Bag of Resistance Bands

One of the most difficult things about traveling–or even waking up in a bed other than your own–is the disruption of your routine.

Here in Asheville, while I have my computer, book, journal, and meditation apps…I find that completing my morning routine is much more strenuous. The atmosphere is not what I’m used to. My friends surround me and distract me in the most beautiful way. Instead of my gym, I have a bag of mediocre resistance bands.

Figuring it out and making time for the things one needs to do could detract from one’s experience; but I don’t think it has to.

Make time for these things. Understand they won’t be perfect. And understand that you’re sacrificing comfort and familiarity for a worthwhile experience.

Process > Events

“Process makes millionaires, and the events you see and hear are the results of that process.”

MJ DeMarco

It took me years to step out of my victim mentality in terms of all the things which weren’t going well for me in life. Everything changed when I realized:

• I’m not out of shape; I just have a poor fitness and eating system.

• I’m not lazy; I just have a poor productivity and management system.

• I’m not poor; I just have a poor money system.

There are certainly people with deeply-rooted issues which better habits won’t fix, but for the vast majority of us, our lives are a result of the strength of our processes.

From James Clear:

You don’t need to clean your room. You need good cleanliness habits so your room will always be clean.

You don’t need more money. You need better money habits so you’ll always have plenty in your bank account.

You don’t need to ‘get in shape.’ You need better health habits so you are constantly fit.

Your bank account, your body, your life…how it looks right now is simply the result of each and every decision you’ve ever made.

Willpower is finite

In the past few weeks, I have been doing client work and web design in the first half of the day, then podcast and video editing in the evening.

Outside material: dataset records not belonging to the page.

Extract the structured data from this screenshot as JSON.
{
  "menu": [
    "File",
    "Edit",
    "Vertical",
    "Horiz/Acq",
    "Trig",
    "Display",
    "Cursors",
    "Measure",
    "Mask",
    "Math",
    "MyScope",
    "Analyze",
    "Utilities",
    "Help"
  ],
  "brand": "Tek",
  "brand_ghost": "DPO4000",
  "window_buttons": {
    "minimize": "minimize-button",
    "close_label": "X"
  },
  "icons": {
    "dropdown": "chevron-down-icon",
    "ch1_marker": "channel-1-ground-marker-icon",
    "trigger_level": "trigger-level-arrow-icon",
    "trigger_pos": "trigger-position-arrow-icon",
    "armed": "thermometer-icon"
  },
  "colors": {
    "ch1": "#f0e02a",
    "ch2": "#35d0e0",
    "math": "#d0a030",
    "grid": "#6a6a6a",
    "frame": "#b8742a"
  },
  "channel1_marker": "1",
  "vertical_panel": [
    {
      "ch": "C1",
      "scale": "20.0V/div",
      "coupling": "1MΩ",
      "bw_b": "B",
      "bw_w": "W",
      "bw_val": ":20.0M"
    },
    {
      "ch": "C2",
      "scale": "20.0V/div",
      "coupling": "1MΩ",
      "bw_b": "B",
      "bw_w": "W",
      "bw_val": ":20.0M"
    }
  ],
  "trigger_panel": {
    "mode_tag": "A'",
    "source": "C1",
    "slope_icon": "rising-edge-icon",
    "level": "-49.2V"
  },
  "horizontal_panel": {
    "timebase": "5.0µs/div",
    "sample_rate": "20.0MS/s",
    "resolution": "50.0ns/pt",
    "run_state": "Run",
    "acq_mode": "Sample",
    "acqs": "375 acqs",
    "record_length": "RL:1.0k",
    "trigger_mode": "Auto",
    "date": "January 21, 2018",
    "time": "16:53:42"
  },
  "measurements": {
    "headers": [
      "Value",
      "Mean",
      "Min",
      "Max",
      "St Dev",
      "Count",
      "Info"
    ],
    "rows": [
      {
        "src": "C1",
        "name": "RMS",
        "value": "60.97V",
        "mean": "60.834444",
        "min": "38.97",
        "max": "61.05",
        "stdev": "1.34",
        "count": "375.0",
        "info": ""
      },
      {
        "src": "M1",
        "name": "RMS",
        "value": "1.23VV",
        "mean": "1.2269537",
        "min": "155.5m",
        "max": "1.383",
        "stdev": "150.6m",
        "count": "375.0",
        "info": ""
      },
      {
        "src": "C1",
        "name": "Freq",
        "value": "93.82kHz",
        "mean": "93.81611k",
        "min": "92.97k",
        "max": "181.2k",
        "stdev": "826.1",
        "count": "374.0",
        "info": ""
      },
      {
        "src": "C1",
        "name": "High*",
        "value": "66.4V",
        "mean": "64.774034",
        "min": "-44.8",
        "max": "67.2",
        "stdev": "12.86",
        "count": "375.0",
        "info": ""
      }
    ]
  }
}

Each time I switch over to my evening tasks, I become incredibly Resistant to work.

Thinking discipline was the problem, I forced myself to sit and suffer through. This made me nervous because I slowly began enjoying the work less and less–work I truly love.

We’ve heard it before (but humans are so good at progressively forgetting even the deepest truths); we only have a certain amount of willpower in the day.

Gary Keller in The One Thing reminds us that willpower is “depleted when we make decisions to focus our attention, suppress our feelings and impulses, or modify our behavior in pursuit of goals.”

It’s not a discipline issue; it’s a timing issue. Stretching your willpower thin throughout the day will almost certainly result in mediocre work on several tasks.

Gary argues that we must focus on a select few things and do them very well, as opposed to the alternative; what I was doing. He also urges (as one can surmise from his book’s title) people to do the most important thing as early as possible; when the battery of willpower is fully charged and before it gets drained.

I began theming (hyper-focusing) my days: “Today is client work. Tomorrow is podcasting. Thursday is web design and newsletter. Et cetera.” (Is it pretentious to write out the whole thing instead of just etc?)

My productivity has skyrocketed and my love for what I do feels recharged.

Time your willpower. Most important thing early. Et cetera.